После маленькой паузы Врубель заговорил опять:
– А мне вот кажутся голоса… я думаю, что это говорит Робеспьер.
– Полноте, М[ихаил] Александрович], – возразил я, – Робеспьер давно умер, как бы он мог заговорить с вами?
Врубель опять замолчал, но, по-видимому, галлюцинация не покидала его, потому что он еще несколько раз старался выспросить меня, точно ли я не слышу никаких голосов. Потом подобные сцены стали повторяться. Работая над портретом, обдуманно «иллюминируя» лицо портрета цветными карандашами, Врубель неожиданно начинал говорить о тех голосах, которые преследуют его. Впрочем, ему случалось добавлять:
– Да, может быть, это все галлюцинация.
Но, кажется, сам он такому объяснению не верил. Он это добавлял, так сказать, «из приличия». Один раз он спокойно сказал мне, что накануне был суд революционного трибунала, который приговорил его к смерти. Я постарался разубедить его, указывая на то, что, если бы суд действительно состоялся, он, Врубель, был бы теперь в тюрьме и не мог бы писать моего портрета. Врубель сделал вид, что согласился с моим доказательством.

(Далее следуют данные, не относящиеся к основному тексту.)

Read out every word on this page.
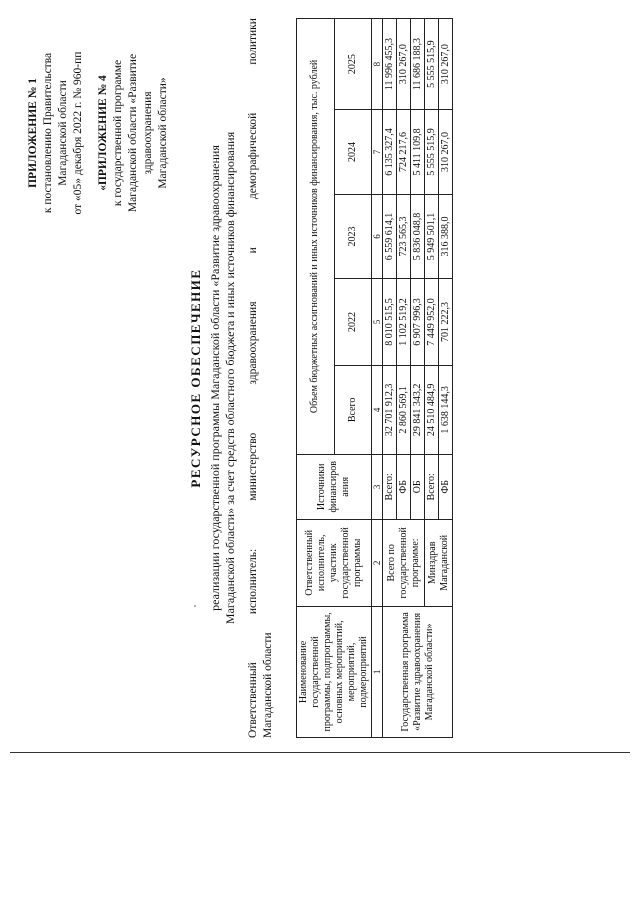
ПРИЛОЖЕНИЕ № 1 к постановлению Правительства Магаданской области от «05» декабря 2022 г. № 960-пп «ПРИЛОЖЕНИЕ № 4 к государственной программе Магаданской области «Развитие здравоохранения Магаданской области»
РЕСУРСНОЕ ОБЕСПЕЧЕНИЕ реализации государственной программы Магаданской области «Развитие здравоохранения Магаданской области» за счет средств областного бюджета и иных источников финансирования
Ответственный
исполнитель:
министерство
здравоохранения
и
демографической
политики
Магаданской области Наименование государственной программы, подпрограммы, основных мероприятий, мероприятий, подмероприятий	Ответственный исполнитель, участник государственной программы	Источники финансиров ания	Объем бюджетных ассигнований и иных источников финансирования, тыс. рублей				
			Всего	2022	2023	2024	2025
1	2	3	4	5	6	7	8
Государственная программа «Развитие здравоохранения Магаданской области»	Всего по государственной программе:	Всего:	32 701 912,3	8 010 515,5	6 559 614,1	6 135 327,4	11 996 455,3
		ФБ	2 860 569,1	1 102 519,2	723 565,3	724 217,6	310 267,0
		ОБ	29 841 343,2	6 907 996,3	5 836 048,8	5 411 109,8	11 686 188,3
	Минздрав Магаданской	Всего:	24 510 484,9	7 449 952,0	5 949 501,1	5 555 515,9	5 555 515,9
		ФБ	1 638 144,3	701 222,3	316 388,0	310 267,0	310 267,0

Очень мучила Врубеля мысль о том, что он дурно, грешно прожил свою жизнь, и что, в наказание за то, против его воли, в его картинах оказываются непристойные сцены. Особенно беспокоился он за недавно им законченную «Жемчужину».
– Вы ее видели? – спрашивал он меня. – Не заметили в ней ничего?
– Прекрасная картина, М[ихаил] Александрович], – ответил я. – Одна из лучших ваших вещей.
– Нет, – беспокоился Врубель, – там, знаете, одна фигура так прислонена к другой… я ничего такого не думал… Это получилось само собой… Непременно надо будет переделать… – И потом, несколько понизив голос, он добавил, но так, что нельзя было различить, говорит ли в нем безумие или истинная вера:
– Это – он (Врубель разумел Дьявола), он делает с моими картинами. Ему дана власть за то, что я, не будучи достоин, писал Богоматерь и Христа. Он все мои картины исказил…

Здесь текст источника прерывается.